ALTERNATIVE PROCEDURES
Freezing cells by open pulled straw vitrification
Open pulled straw (OPS) vitrification is not a trivial technique. It requires preparation of three different media and careful work under a dissecting scope. In this method, hESC colonies are dissected, and 10–12 individual undifferentiated pieces of colonies are carefully collected and placed into sequential vitrification media with increasing concentrations and combinations of cryoprotectants. The cells are then placed into straws and frozen by plunging into liquid nitrogen. In spite of the extra time spent preparing and the great care to freeze only undifferentiated clumps of cells, this method results in a very high (x90%) percentage recovery of the frozen cellular aggregates, with very low percentage of differentiation in the cultures following recovery from cryopreservation. It is possible that since there is low percentage of cell death and rapid recovery following OPS vitrification, the selective pressures that may be at play during more traditional cryopreservation methods may not be as much of an issue with this method. NOTE: This method was adapted from methods used at the Monash Institute of Medical Research Laboratory of Embryonic Stem Cell Biology.
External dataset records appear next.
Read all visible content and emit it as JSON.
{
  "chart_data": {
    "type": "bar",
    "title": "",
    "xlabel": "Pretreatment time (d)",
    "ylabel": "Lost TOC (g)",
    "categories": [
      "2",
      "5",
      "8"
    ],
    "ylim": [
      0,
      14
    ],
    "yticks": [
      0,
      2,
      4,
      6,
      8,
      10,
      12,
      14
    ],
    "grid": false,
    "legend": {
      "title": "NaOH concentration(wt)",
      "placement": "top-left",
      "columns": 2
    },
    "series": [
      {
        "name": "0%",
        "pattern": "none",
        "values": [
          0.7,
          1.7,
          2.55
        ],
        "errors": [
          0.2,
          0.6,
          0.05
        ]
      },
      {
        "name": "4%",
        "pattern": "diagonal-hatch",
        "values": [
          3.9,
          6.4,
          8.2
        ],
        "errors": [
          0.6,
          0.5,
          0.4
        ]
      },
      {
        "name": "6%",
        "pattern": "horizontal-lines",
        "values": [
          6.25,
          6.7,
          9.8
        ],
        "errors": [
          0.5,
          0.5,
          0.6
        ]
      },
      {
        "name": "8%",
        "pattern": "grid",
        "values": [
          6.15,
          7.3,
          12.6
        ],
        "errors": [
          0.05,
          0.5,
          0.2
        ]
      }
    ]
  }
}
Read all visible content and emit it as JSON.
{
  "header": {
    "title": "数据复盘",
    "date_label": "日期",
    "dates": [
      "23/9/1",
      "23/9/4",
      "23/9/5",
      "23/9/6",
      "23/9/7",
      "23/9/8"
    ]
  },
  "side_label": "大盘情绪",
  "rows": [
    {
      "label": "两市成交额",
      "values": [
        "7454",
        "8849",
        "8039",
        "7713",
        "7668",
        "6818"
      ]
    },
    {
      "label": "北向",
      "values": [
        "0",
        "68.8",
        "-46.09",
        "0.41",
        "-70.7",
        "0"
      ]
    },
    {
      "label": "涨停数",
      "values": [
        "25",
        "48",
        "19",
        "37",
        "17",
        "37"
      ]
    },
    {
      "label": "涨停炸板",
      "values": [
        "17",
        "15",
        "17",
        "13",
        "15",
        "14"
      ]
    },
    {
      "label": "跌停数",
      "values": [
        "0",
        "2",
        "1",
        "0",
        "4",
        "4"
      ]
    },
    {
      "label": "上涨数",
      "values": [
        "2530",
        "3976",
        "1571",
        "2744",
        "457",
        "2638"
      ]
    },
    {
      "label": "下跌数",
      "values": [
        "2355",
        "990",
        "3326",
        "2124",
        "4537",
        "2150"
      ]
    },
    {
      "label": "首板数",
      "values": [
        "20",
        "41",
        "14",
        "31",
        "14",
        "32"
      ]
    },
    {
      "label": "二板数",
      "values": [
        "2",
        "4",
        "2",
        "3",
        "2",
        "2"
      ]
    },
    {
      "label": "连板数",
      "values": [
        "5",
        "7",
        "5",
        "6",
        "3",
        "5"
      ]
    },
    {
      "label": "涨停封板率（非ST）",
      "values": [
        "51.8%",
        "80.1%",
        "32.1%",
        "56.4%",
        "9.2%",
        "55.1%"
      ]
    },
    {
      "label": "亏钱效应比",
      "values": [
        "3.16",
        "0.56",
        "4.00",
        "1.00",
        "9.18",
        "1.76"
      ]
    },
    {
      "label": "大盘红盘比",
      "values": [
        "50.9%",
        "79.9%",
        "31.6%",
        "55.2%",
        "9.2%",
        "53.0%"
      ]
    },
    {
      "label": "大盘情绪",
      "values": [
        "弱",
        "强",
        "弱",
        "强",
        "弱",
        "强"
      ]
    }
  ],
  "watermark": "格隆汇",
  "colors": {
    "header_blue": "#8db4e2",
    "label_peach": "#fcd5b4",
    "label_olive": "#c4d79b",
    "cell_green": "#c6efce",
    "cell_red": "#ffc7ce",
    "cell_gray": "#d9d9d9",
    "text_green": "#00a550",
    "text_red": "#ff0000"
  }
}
Freezing cells by vitrification
For this method, hESC colonies are dissociated using a combination of dispase (10 mg/mL in serum-containing medium) and mechanical dissection into clumps of x100–200 cells each.
The sequential incubations are performed on a 37°C heated stage of a dissecting microscope. This procedure should not take more than 3min from the time the cells are placed into vitrification solution 1 (VS1) until they are placed into liquid nitrogen. Work quickly.
Set-up for vitrification
Label 4.5 mL cryovials with cell line, passage number, and date. Puncture vials with an 18G needle through the top and on the side so that liquid nitrogen can fill the vial. Use a four-well plate with three wells containing 1 mL each of holding medium (HM), VS1, VS2 vitrification solutions on a heating stage of a dissecting microscope (Figure 4.2). Transfer of the cells will be done in droplets of VS2 on the inside of the lid of the four-well dish.